Ci sono notizie che non sono fake news, ma che sarebbe meglio lo fossero. All’Università di Hull, in Inghilterra, è stato deciso che gli studenti del corso di Scienze Sociali (corso di attivismo religioso) dovranno, nei loro testi e nelle loro ricerche, servirsi di un linguaggio “gender-sensitive”, ossia privo di riferimenti al genere. Se non lo faranno, prenderanno un voto più basso.
Nonostante la notizia sia uscita il 2 aprile, non è un pesce d’aprile in ritardo. È vera. Come è vero lo smarrimento che coglie chi la incontra. Certo, è da decenni che negli atenei anglosassoni (ma anche in altri Paesi) viene combattuta, in ogni campo, una battaglia politically correct dai toni epocali e dalle premesse ridicole. Una deformazione dell’etica, ridotta a etichetta, che Robert Hughes aveva definito Cultura del Piagnisteo. Chiudendo la questione una volta per tutte.
Il problema è che, con il passare degli anni, Hughes è morto ma il politically correct no. E adesso gli studenti di Hull non sarano più costretti a sorbirsi soltanto pipponi su come il linguaggio sia una potente fonte di simboli (vero) in grado di influire sulla percezione della realtà (vero), e che per questo l’uso del genere nella lingua definisca, già in partenza, discriminazioni e differeze tra uomini e donne (non vero, o almeno non dimostrato). Saranno costretti anche ad assorbire questi insegnamenti e applicarli, altrimenti il loro esame non andrà bene. Più che istruzione, è ricatto.
Finora ci si era limitati a linee-guida e raccomandazioni. Come ricorda il Guardian, già a Cardiff, in Galles, agli studenti veniva predicato di mantenere, negli scritti il linguaggio più neutro possibile. Ad esempio, meglio usare “efficient” anziché “workmanlike”, e “supervisor” per “foreman”. A Bath hanno premuto molto perché anziché “mankind”, che contiene la brutta parola “man”, si usasse “people”, o “humanity” (una svista, allora, visto che anche “humanity” contiene “man”, anche se non è una questione etimologica). Per i soloni della University of North Carolina è molto male usare anche “mailman”. Meglio “postal carrier”. Bandito anche “policeman”, e peggio che mai “man-made”, quasi a suggerire, in via subliminale, che l’uomo fa le cose e la donna no. E se le fa, è perché si sta trasformando, in via temporanea, in un uomo.
Ma a parte il grottesco che questa storia porta sempre con sé, una domanda si impone: è almeno efficace? Queste misure davvero contribuiscono a ridurre la discriminazione di genere della società?

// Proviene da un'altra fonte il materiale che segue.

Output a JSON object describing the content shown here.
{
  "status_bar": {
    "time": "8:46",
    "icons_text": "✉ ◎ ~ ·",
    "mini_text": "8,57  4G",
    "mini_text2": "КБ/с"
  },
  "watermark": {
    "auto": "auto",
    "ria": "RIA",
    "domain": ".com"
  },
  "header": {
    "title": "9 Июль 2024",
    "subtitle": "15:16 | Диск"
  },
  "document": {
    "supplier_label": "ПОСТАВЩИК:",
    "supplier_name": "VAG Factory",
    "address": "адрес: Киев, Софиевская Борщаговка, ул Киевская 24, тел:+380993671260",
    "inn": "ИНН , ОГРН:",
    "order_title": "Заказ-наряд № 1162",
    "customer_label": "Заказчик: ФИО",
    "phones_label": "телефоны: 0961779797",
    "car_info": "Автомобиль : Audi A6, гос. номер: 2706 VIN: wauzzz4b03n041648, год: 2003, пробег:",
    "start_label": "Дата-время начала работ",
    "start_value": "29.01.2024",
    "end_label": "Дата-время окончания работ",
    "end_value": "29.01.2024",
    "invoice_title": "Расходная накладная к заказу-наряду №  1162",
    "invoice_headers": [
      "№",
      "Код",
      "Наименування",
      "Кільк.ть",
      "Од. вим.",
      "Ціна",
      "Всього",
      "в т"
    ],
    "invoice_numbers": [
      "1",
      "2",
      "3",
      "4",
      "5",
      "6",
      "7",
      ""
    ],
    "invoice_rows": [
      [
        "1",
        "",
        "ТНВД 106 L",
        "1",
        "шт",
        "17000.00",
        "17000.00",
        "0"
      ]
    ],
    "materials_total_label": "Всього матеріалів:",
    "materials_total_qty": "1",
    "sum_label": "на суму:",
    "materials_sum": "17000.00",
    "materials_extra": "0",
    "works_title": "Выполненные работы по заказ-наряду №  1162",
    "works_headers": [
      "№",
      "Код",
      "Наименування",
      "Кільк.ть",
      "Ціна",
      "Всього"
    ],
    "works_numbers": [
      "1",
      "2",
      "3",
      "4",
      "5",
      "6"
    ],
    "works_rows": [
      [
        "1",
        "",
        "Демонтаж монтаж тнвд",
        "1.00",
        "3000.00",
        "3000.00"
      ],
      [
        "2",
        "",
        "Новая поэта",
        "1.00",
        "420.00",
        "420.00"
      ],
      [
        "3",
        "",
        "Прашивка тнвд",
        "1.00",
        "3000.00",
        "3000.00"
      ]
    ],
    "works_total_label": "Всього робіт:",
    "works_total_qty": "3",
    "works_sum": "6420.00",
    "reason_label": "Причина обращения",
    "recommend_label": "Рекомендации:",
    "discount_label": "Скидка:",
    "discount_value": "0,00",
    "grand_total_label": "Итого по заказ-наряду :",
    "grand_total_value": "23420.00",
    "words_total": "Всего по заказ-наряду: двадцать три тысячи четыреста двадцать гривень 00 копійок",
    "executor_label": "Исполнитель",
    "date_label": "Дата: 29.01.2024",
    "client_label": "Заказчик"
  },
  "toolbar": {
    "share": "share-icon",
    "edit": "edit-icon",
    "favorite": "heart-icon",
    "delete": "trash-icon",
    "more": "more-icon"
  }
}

Davvero cambiano le profonde strutture dell’inclusione? Perché, a un primo sguardo, è difficile capire che differenza faccia il fatto che il latte, in italiano, è maschile mentre in tedesco, al contrario, è femminile. E che in italiano il Sole, come è noto, è maschile, e in tedesco, di nuovo, è femminile. Anche la morte, in tedesco, è di genere maschile (e anche in svedese: per questo Ingmar Bergman la fece interpretare da un uomo). E ancora: il turco non ha generi, ma in Turchia esistono discriminazioni di genere. E, se si vuole, lo stesso vale per il giapponese. Perfino l’inglese, in fondo, i generi li distingue molto poco. E allora che si fa?
Allora l’impressione è che sia una grande battaglia di pensiero, combattuta per finalità anche condivisibili, ma con armi del tutto inadatte. Una guerra mondiale fatta con i soldatini. Quasi come se – e qui c’è il sospetto – non si voglia davvero vincere, perché le conseguenze in tal caso sarebbero troppo scomode, ma solo attribuirsi il merito di stare dalla parte giusta. Insomma, coscienza a posto e vantaggi di classe/genere. Senza nessun rischio per nessuno– a parte per gli studenti che, per sbaglio, useranno chairman riferito a un presidente donna.